Литмир - Электронная Библиотека
Содержание  
A
A

— Передремлем и попробуем… — как бы оправдываясь, сказал он и сразу заснул. Ляскун притулился тут же.

Услышав переливчатую дробь отбойного молотка, Ляскун вскочил на четвереньках, пополз к затору. Молоток работал рядом, в пяти-шести метрах. А когда замолкал — слышался шорох, будто кто-то скреб ногтями деревянную переборку. «Пневматическая пила», — угадал Пантелей Макарович и бросился назад, чтобы обрадовать Ермака и Марину. Но они уже проснулись, привстали, вытянули шеи.

По лаве прокатился грохот. И стало тихо, тихо…

— Есть, видать, меж нами праведная душа, — передергивая плечами, приговаривал Пантелей Макарович, — не хочет бог ее гибели. Замешкайся мы в лаве — и крышка.

— Ну и гробовщик ты… — ругнулся Ермак. — Будем рыть, авось прокопаем.

Но едва они принялись за дело, как поднялась такая пыль, что нечем стало дышать, и Марина забилась в кашле. Тогда они начали пробирать пролаз осторожно, так, чтобы не всколомучивать пыли. Ермак горнул к груди сыпучий бугорок, сдвигал его к стене просека и проталкивал мимо себя ниже, а там пыль подхватывал пригоршнями Ляскун. Чтобы не остаться без света вовсе, лампы они не зажигали, работали в темноте. Воткнув очередной раз руки в плотную порошкообразную массу, Жур ощутил, как они посунулись вслед за углем. Сомкнув кулаки, он выбросил их вперед, и они оказались в пустоте. Ермак включил светильник, направил его остывающие лучи в пробитый просвет. Откос угля уходил вниз, и, если разделать лаз еще немного, дальше уж можно будет передвигаться не по-пластунки, а хотя бы на четвереньках.

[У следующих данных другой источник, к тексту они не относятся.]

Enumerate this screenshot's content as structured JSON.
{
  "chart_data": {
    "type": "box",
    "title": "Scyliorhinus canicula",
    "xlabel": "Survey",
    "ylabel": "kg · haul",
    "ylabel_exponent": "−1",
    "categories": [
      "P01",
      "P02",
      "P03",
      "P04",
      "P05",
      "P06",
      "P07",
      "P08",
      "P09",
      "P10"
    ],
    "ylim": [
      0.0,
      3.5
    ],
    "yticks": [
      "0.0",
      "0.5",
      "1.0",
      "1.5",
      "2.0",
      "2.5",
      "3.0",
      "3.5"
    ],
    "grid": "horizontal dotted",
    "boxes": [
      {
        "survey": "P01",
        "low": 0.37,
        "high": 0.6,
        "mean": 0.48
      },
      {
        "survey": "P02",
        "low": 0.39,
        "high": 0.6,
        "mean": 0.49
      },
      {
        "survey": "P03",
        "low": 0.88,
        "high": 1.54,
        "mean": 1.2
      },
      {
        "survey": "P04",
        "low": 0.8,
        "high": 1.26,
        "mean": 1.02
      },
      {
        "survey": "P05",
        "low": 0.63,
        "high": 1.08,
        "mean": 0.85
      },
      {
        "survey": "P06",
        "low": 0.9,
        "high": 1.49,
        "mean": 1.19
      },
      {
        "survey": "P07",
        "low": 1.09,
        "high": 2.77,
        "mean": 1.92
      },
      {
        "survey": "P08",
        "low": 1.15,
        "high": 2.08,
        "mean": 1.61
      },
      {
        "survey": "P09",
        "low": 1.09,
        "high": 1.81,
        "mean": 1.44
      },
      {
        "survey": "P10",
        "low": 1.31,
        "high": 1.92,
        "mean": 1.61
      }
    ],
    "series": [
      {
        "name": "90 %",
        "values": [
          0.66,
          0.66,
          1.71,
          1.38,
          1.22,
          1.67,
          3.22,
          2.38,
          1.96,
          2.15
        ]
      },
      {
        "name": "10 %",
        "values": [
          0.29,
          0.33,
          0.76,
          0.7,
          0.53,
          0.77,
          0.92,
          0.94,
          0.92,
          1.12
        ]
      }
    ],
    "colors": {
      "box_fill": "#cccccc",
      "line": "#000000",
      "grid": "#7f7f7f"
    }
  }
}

— Просек свободен! — захлебнулся Ермак от радости.

Марина не отозвалась. По самую шею зарытая в угольную пыль, она была неподвижной. «Пусть еще поспит, а мы пока лаз разделаем», — решил Ермак, прислушиваясь к ее учащенному с хрипами дыханию. Но и после того как лаз был готов, Ермак вое еще не хотел будить ее.

— Притормози маненько, — успокаивал он Ляскуна, рвавшегося на откаточный, — пусть в себя придет. Не меньше суток, считай, только в этом чертовом месиве пробарахтались. А сколько всего тут прокуковали?.. Мы вот с тобой мужики вроде, и то дошли до ручки. А ей каково?

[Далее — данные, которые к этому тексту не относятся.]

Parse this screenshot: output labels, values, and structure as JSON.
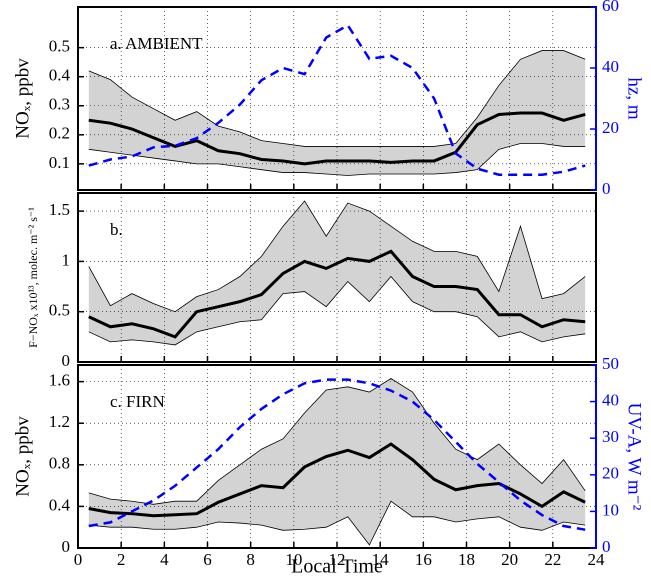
{
  "chart_data": [
    {
      "type": "line",
      "annotation": "a. AMBIENT",
      "ylabel": "NOₓ, ppbv",
      "y2label": "hz, m",
      "x": [
        0.5,
        1.5,
        2.5,
        3.5,
        4.5,
        5.5,
        6.5,
        7.5,
        8.5,
        9.5,
        10.5,
        11.5,
        12.5,
        13.5,
        14.5,
        15.5,
        16.5,
        17.5,
        18.5,
        19.5,
        20.5,
        21.5,
        22.5,
        23.5
      ],
      "band": {
        "color": "#d3d3d3",
        "upper": [
          0.42,
          0.39,
          0.33,
          0.29,
          0.25,
          0.28,
          0.23,
          0.21,
          0.18,
          0.17,
          0.16,
          0.16,
          0.16,
          0.16,
          0.16,
          0.16,
          0.16,
          0.17,
          0.26,
          0.37,
          0.46,
          0.49,
          0.49,
          0.46
        ],
        "lower": [
          0.15,
          0.14,
          0.13,
          0.12,
          0.11,
          0.1,
          0.1,
          0.09,
          0.08,
          0.07,
          0.07,
          0.065,
          0.06,
          0.065,
          0.065,
          0.065,
          0.065,
          0.07,
          0.08,
          0.15,
          0.17,
          0.17,
          0.16,
          0.16
        ]
      },
      "series": [
        {
          "color": "#000000",
          "linestyle": "solid",
          "values": [
            0.25,
            0.24,
            0.22,
            0.19,
            0.16,
            0.18,
            0.145,
            0.135,
            0.115,
            0.11,
            0.1,
            0.11,
            0.11,
            0.11,
            0.105,
            0.11,
            0.11,
            0.14,
            0.235,
            0.27,
            0.275,
            0.275,
            0.25,
            0.27
          ]
        },
        {
          "color": "#0000ff",
          "linestyle": "dashed",
          "axis": "y2",
          "values": [
            8,
            10,
            11,
            14,
            14.5,
            17,
            22,
            28,
            36,
            40,
            38,
            50,
            54,
            43,
            44,
            40,
            30,
            12,
            7,
            5,
            5,
            5,
            6,
            8
          ]
        }
      ],
      "xlim": [
        0,
        24
      ],
      "xticks": [
        0,
        2,
        4,
        6,
        8,
        10,
        12,
        14,
        16,
        18,
        20,
        22,
        24
      ],
      "ylim": [
        0.01,
        0.64
      ],
      "yticks": [
        0.1,
        0.2,
        0.3,
        0.4,
        0.5
      ],
      "y2lim": [
        0,
        60
      ],
      "y2ticks": [
        0,
        20,
        40,
        60
      ],
      "y2color": "#0000ff",
      "grid": true
    },
    {
      "type": "line",
      "annotation": "b.",
      "ylabel": "F−NOₓ x10¹³, molec. m⁻² s⁻¹",
      "x": [
        0.5,
        1.5,
        2.5,
        3.5,
        4.5,
        5.5,
        6.5,
        7.5,
        8.5,
        9.5,
        10.5,
        11.5,
        12.5,
        13.5,
        14.5,
        15.5,
        16.5,
        17.5,
        18.5,
        19.5,
        20.5,
        21.5,
        22.5,
        23.5
      ],
      "band": {
        "color": "#d3d3d3",
        "upper": [
          0.95,
          0.56,
          0.68,
          0.58,
          0.5,
          0.65,
          0.72,
          0.85,
          1.05,
          1.35,
          1.6,
          1.25,
          1.58,
          1.5,
          1.35,
          1.2,
          1.1,
          1.1,
          1.05,
          0.7,
          1.35,
          0.63,
          0.68,
          0.85
        ],
        "lower": [
          0.3,
          0.2,
          0.22,
          0.2,
          0.17,
          0.3,
          0.35,
          0.4,
          0.42,
          0.68,
          0.7,
          0.55,
          0.8,
          0.6,
          0.85,
          0.6,
          0.5,
          0.5,
          0.45,
          0.25,
          0.3,
          0.2,
          0.25,
          0.28
        ]
      },
      "series": [
        {
          "color": "#000000",
          "linestyle": "solid",
          "values": [
            0.45,
            0.35,
            0.38,
            0.33,
            0.25,
            0.5,
            0.55,
            0.6,
            0.67,
            0.88,
            1.0,
            0.93,
            1.03,
            1.0,
            1.1,
            0.85,
            0.75,
            0.75,
            0.72,
            0.47,
            0.47,
            0.35,
            0.42,
            0.4
          ]
        }
      ],
      "xlim": [
        0,
        24
      ],
      "xticks": [
        0,
        2,
        4,
        6,
        8,
        10,
        12,
        14,
        16,
        18,
        20,
        22,
        24
      ],
      "ylim": [
        0,
        1.68
      ],
      "yticks": [
        0,
        0.5,
        1,
        1.5
      ],
      "grid": true
    },
    {
      "type": "line",
      "annotation": "c. FIRN",
      "ylabel": "NOₓ, ppbv",
      "y2label": "UV-A, W m⁻²",
      "xlabel": "Local Time",
      "x": [
        0.5,
        1.5,
        2.5,
        3.5,
        4.5,
        5.5,
        6.5,
        7.5,
        8.5,
        9.5,
        10.5,
        11.5,
        12.5,
        13.5,
        14.5,
        15.5,
        16.5,
        17.5,
        18.5,
        19.5,
        20.5,
        21.5,
        22.5,
        23.5
      ],
      "band": {
        "color": "#d3d3d3",
        "upper": [
          0.53,
          0.47,
          0.45,
          0.42,
          0.45,
          0.45,
          0.65,
          0.8,
          0.95,
          1.05,
          1.3,
          1.52,
          1.55,
          1.5,
          1.63,
          1.5,
          1.2,
          0.95,
          0.85,
          1.0,
          0.8,
          0.62,
          0.85,
          0.55
        ],
        "lower": [
          0.22,
          0.2,
          0.2,
          0.18,
          0.18,
          0.2,
          0.25,
          0.24,
          0.22,
          0.17,
          0.18,
          0.2,
          0.3,
          0.03,
          0.45,
          0.3,
          0.3,
          0.25,
          0.28,
          0.3,
          0.2,
          0.17,
          0.25,
          0.22
        ]
      },
      "series": [
        {
          "color": "#000000",
          "linestyle": "solid",
          "values": [
            0.38,
            0.34,
            0.33,
            0.31,
            0.32,
            0.33,
            0.44,
            0.52,
            0.6,
            0.58,
            0.78,
            0.88,
            0.94,
            0.87,
            1.0,
            0.85,
            0.66,
            0.56,
            0.6,
            0.62,
            0.52,
            0.4,
            0.54,
            0.44
          ]
        },
        {
          "color": "#0000ff",
          "linestyle": "dashed",
          "axis": "y2",
          "values": [
            6,
            7,
            10,
            13,
            17,
            22,
            27,
            33,
            38,
            42,
            45,
            46,
            46,
            45,
            43,
            40,
            35,
            29,
            23,
            18,
            13,
            9,
            6,
            5
          ]
        }
      ],
      "xlim": [
        0,
        24
      ],
      "xticks": [
        0,
        2,
        4,
        6,
        8,
        10,
        12,
        14,
        16,
        18,
        20,
        22,
        24
      ],
      "ylim": [
        0,
        1.76
      ],
      "yticks": [
        0,
        0.4,
        0.8,
        1.2,
        1.6
      ],
      "y2lim": [
        0,
        50
      ],
      "y2ticks": [
        0,
        10,
        20,
        30,
        40,
        50
      ],
      "y2color": "#0000ff",
      "grid": true
    }
  ]
}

— Давай выбираться, — не уступал Ляскун.

Ермак коснулся Марининого лба ладонью — он был сухой, горячий.

— Марина…

Она приподнялась на локте, слабо улыбнулась.

— Идите… — сказала одними губами. — Я потом… — И закрыла глаза.

Перекинув руку Марины через плечо и придерживая ее так, чтобы голова лежала у него на лопатках, Ермак осторожно потащил ее за собой. Нащупывая стойку, он упирался в нее ногой, слегка приподнимал Марину и, плавно распрямляясь, продвигался понемногу вперед. Еще. И еще. То на одном боку, то на другом, Ляскун убирал с его пути стойки, глыбы породы.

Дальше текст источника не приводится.